It was billed as the “wedding of the century” by the press. As the Archbishop of Canterbury, Robert Runcie, presided over the ceremony at St Paul’s Cathedral of Prince Charles, and the beautiful Lady Diana Spencer, he said, “Here is the stuff of which fairy tales are made...” but fairy tales usually end with the phrase: “They lived happily ever after.”
A national holiday marked the day as a 600,000-strong crowd went onto the streets of London to catch a glimpse of the couple as they made their way to the cathedral to exchange vows. The most watched programme ever broadcast, 750 million television viewers tuned in to see Lady Diana, dressed in an ivory silk taffeta and antique lace gown designed by Elizabeth and David Emanuel, make the three-and-a-half minute walk up the red-carpeted aisle, her long train flowing behind her.
Sir John Betjeman, the Poet Laureate, in his celebratory poem, fancied that blackbirds in city churchyards hailed the dawn of the wedding day.
It was a momentous year for Her Majesty and a great start to the decade.
The Queen’s first granddaughter was born in 1981 when Princess Anne gave birth to her daughter Zara. Like her brother, Peter, Zara did not have a royal title because their parents were said to have refused offers of titles.

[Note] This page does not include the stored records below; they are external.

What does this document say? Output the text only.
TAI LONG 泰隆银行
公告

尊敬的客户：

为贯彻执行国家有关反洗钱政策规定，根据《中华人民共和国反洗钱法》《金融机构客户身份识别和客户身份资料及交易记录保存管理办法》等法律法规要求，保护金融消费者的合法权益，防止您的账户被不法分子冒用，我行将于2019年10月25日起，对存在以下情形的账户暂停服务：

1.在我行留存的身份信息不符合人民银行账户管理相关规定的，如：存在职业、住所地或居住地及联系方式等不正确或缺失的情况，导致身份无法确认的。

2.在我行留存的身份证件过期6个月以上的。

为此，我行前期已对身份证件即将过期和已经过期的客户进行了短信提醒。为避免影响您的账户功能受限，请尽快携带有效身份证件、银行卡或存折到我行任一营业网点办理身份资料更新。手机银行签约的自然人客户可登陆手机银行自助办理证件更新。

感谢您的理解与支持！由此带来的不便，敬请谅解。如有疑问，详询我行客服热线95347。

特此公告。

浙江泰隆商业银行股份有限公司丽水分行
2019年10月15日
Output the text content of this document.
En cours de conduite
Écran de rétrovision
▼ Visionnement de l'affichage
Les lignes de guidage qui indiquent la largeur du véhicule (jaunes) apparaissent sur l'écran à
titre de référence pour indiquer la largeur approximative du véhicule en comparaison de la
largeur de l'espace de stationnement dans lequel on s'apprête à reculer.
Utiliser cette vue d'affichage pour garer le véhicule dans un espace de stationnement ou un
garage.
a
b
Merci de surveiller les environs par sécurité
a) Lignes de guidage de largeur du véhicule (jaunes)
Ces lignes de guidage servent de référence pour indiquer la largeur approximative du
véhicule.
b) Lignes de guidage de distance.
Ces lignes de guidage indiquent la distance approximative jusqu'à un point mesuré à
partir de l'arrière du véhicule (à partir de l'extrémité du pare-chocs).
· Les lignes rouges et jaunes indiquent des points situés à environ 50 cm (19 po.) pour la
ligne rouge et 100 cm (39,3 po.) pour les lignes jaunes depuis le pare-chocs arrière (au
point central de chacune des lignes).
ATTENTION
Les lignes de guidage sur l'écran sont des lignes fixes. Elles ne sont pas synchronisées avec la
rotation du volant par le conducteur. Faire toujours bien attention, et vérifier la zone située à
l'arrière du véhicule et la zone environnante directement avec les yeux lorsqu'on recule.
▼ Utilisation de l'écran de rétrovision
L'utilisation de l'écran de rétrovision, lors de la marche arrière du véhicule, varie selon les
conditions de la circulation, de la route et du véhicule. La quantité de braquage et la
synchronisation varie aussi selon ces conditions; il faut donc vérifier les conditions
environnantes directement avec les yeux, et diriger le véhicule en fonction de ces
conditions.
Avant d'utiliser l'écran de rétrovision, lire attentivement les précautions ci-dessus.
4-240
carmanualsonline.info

The following year, Prince William was born, the next in line to the throne; and Her Majesty would see her son Prince Andrew pilot a helicopter during the Falklands conflict. In 1984, the Queen’s third grandson, Prince Harry, was born.
The summer of 1986 saw another royal wedding when Prince Andrew married Sarah Ferguson. Two years later the Queen would welcome her second granddaughter when the Duchess of York gave birth to Princess Beatrice. The 1980s proved another busy decade, with 23 state visits, including the US, Commonwealth visits totalled 42, ranging from Australia to Malaysia.
In October 1980, the Pope welcomed the Queen to Vatican City. The visit was seen as a step towards strengthening relations between the Church of England and Roman Catholics. Two years later, the Queen returned the compliment, welcoming John Paul II to Buckingham Palace, the first Pope to come to Britain for 450 years.
While in Australia and New Zealand the talk of republicanism rumbled on, in another of her South Pacific realms, Fiji, the Queen did the unthinkable and abdicated. After two military coups, the Queen realised the situation could go on no longer. She said it was time to accept that Fiji was a republic, albeit an undemocratic one, and told her Governor-General, to resign.
With a stroke of the pen, Fiji was a realm no longer. The Commonwealth suspended Fiji in the same year, but readmitted the island 10 years later when democracy was restored. Its membership was broken temporarily in 2000 for 18 months. In October 1986, the Queen became the first British monarch to visit China.
Seen as a successful diplomatic mission, it was on this tour that Prince Philip commented that British students might become “slitty-eyed” if they stayed in China much longer. The Queen’s hosts were unmoved. Years later, Prince Philip dismissed it, saying, “The Chinese weren’t worried about it, so why should anyone else?”